The skaters from Hong Kong also enjoy the camaraderie and spending time with their seasonal friends. “The kids here are so nice, it’s great to come back and skate with them in the summer. Everyone is welcoming and friendly,” Wong said.

Local skaters agree. “We love it when the skaters come from Hong Kong,” said Sun Valley Figure Skating Club member Emma Stuessi, 13. “They are really sweet and they’re also really good. They make us all skate better and try harder.”

Many of the Hong Kong kids are participating in other events in this weekend’s competition, under the watchful eye of Heath to whom the skaters are very loyal.

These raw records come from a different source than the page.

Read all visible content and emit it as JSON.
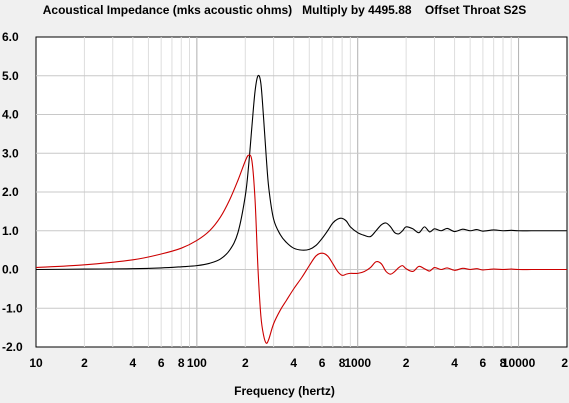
{
  "chart_data": {
    "type": "line",
    "title": "Acoustical Impedance (mks acoustic ohms)   Multiply by 4495.88    Offset Throat S2S",
    "xlabel": "Frequency (hertz)",
    "ylabel": "",
    "x_scale": "log",
    "xlim": [
      10,
      20000
    ],
    "ylim": [
      -2.0,
      6.0
    ],
    "grid": true,
    "legend": "none",
    "y_ticks": [
      "6.0",
      "5.0",
      "4.0",
      "3.0",
      "2.0",
      "1.0",
      "0.0",
      "-1.0",
      "-2.0"
    ],
    "y_tick_values": [
      6,
      5,
      4,
      3,
      2,
      1,
      0,
      -1,
      -2
    ],
    "x_ticks": [
      "10",
      "2",
      "4",
      "6",
      "8",
      "100",
      "2",
      "4",
      "6",
      "8",
      "1000",
      "2",
      "4",
      "6",
      "8",
      "10000",
      "2"
    ],
    "x_tick_values": [
      10,
      20,
      40,
      60,
      80,
      100,
      200,
      400,
      600,
      800,
      1000,
      2000,
      4000,
      6000,
      8000,
      10000,
      20000
    ],
    "series": [
      {
        "color": "#000000",
        "x": [
          10,
          20,
          40,
          60,
          80,
          100,
          120,
          140,
          160,
          180,
          200,
          210,
          220,
          230,
          240,
          250,
          260,
          270,
          280,
          300,
          330,
          360,
          400,
          450,
          500,
          550,
          600,
          650,
          700,
          750,
          800,
          850,
          900,
          1000,
          1100,
          1200,
          1300,
          1400,
          1500,
          1600,
          1700,
          1800,
          1900,
          2000,
          2200,
          2400,
          2600,
          2800,
          3000,
          3300,
          3600,
          4000,
          4500,
          5000,
          5500,
          6000,
          7000,
          8000,
          9000,
          10000,
          12000,
          14000,
          16000,
          18000,
          20000
        ],
        "values": [
          0.0,
          0.01,
          0.02,
          0.04,
          0.07,
          0.1,
          0.16,
          0.27,
          0.5,
          0.95,
          1.9,
          2.7,
          3.7,
          4.6,
          5.0,
          4.8,
          3.9,
          2.9,
          2.1,
          1.3,
          0.9,
          0.7,
          0.55,
          0.5,
          0.52,
          0.62,
          0.8,
          1.0,
          1.2,
          1.3,
          1.32,
          1.25,
          1.1,
          0.95,
          0.88,
          0.85,
          1.0,
          1.15,
          1.2,
          1.1,
          0.95,
          0.92,
          1.0,
          1.1,
          1.05,
          0.95,
          1.1,
          0.97,
          1.05,
          1.0,
          1.06,
          0.98,
          1.04,
          1.0,
          1.03,
          0.99,
          1.02,
          1.0,
          1.01,
          1.0,
          1.0,
          1.0,
          1.0,
          1.0,
          1.0
        ]
      },
      {
        "color": "#cc0000",
        "x": [
          10,
          20,
          40,
          60,
          80,
          100,
          120,
          140,
          160,
          180,
          200,
          210,
          220,
          230,
          240,
          250,
          260,
          270,
          280,
          300,
          330,
          360,
          400,
          450,
          500,
          550,
          600,
          650,
          700,
          750,
          800,
          850,
          900,
          1000,
          1100,
          1200,
          1300,
          1400,
          1500,
          1600,
          1700,
          1800,
          1900,
          2000,
          2200,
          2400,
          2600,
          2800,
          3000,
          3300,
          3600,
          4000,
          4500,
          5000,
          5500,
          6000,
          7000,
          8000,
          9000,
          10000,
          12000,
          14000,
          16000,
          18000,
          20000
        ],
        "values": [
          0.05,
          0.12,
          0.25,
          0.4,
          0.55,
          0.75,
          1.0,
          1.35,
          1.8,
          2.3,
          2.8,
          2.95,
          2.8,
          1.8,
          0.0,
          -1.2,
          -1.7,
          -1.9,
          -1.8,
          -1.4,
          -1.05,
          -0.8,
          -0.5,
          -0.2,
          0.1,
          0.35,
          0.42,
          0.35,
          0.15,
          -0.05,
          -0.15,
          -0.12,
          -0.1,
          -0.1,
          -0.05,
          0.05,
          0.2,
          0.15,
          -0.05,
          -0.12,
          -0.05,
          0.05,
          0.1,
          0.02,
          -0.05,
          0.08,
          0.02,
          -0.04,
          0.05,
          0.0,
          0.04,
          -0.02,
          0.03,
          0.0,
          0.02,
          -0.01,
          0.01,
          0.0,
          0.01,
          0.0,
          0.0,
          0.0,
          0.0,
          0.0,
          0.0
        ]
      }
    ]
  }
}
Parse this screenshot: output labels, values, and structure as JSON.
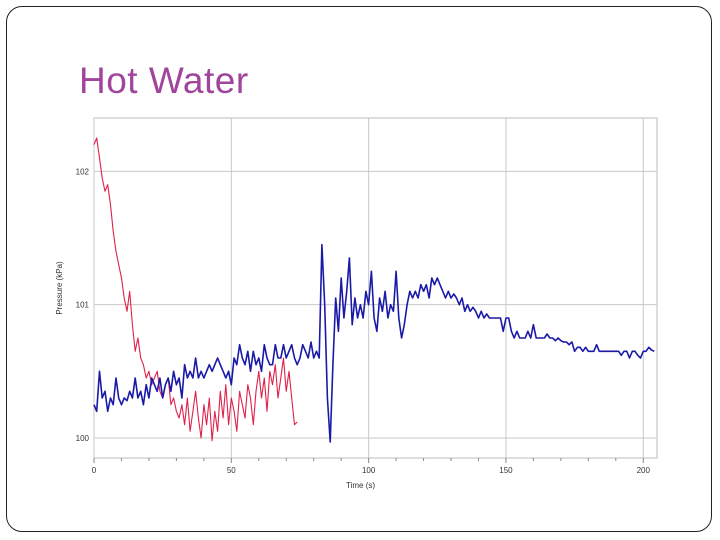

“Craig really cares about his students,” said Lau, “and not just as skaters. We talk to him about school, about boys, about our lives. He really wants us to skate well, but he also wants us to enjoy the process.”

Heath said, “It’s easy to see why they’re so happy here and I love giving them this gift. Not only does their skating improve, but they also get to spend time with great kids and do some western activities like horseback riding and fly-fishing. Many come with their parents and enjoy a real vacation.”

Standing on the edge of the outdoor rink at the end of one of his “Spin to Win” clinics, Heath watched his students. Their happiness was palpable as they stroked around the early morning ice against the backdrop of the Sun Valley Lodge.

“I love Sun Valley,” Heath smiled. “It is such a special, unique place and I wanted to share that with these kids. They feel so free here, they feel so good on the ice. We want them to be inspired, by the environment, by the professionals around them, by the headliners in the Saturday night shows. It’s a terrific experience overall.”

“When we go back to Hong Kong everyone is jealous,” laughed Wong. “We wear our Sun Valley Figure Skating Club jackets and tell our friends about our summer, both the skating and just doing fun things in a mountain town. We tell them about this paradise.”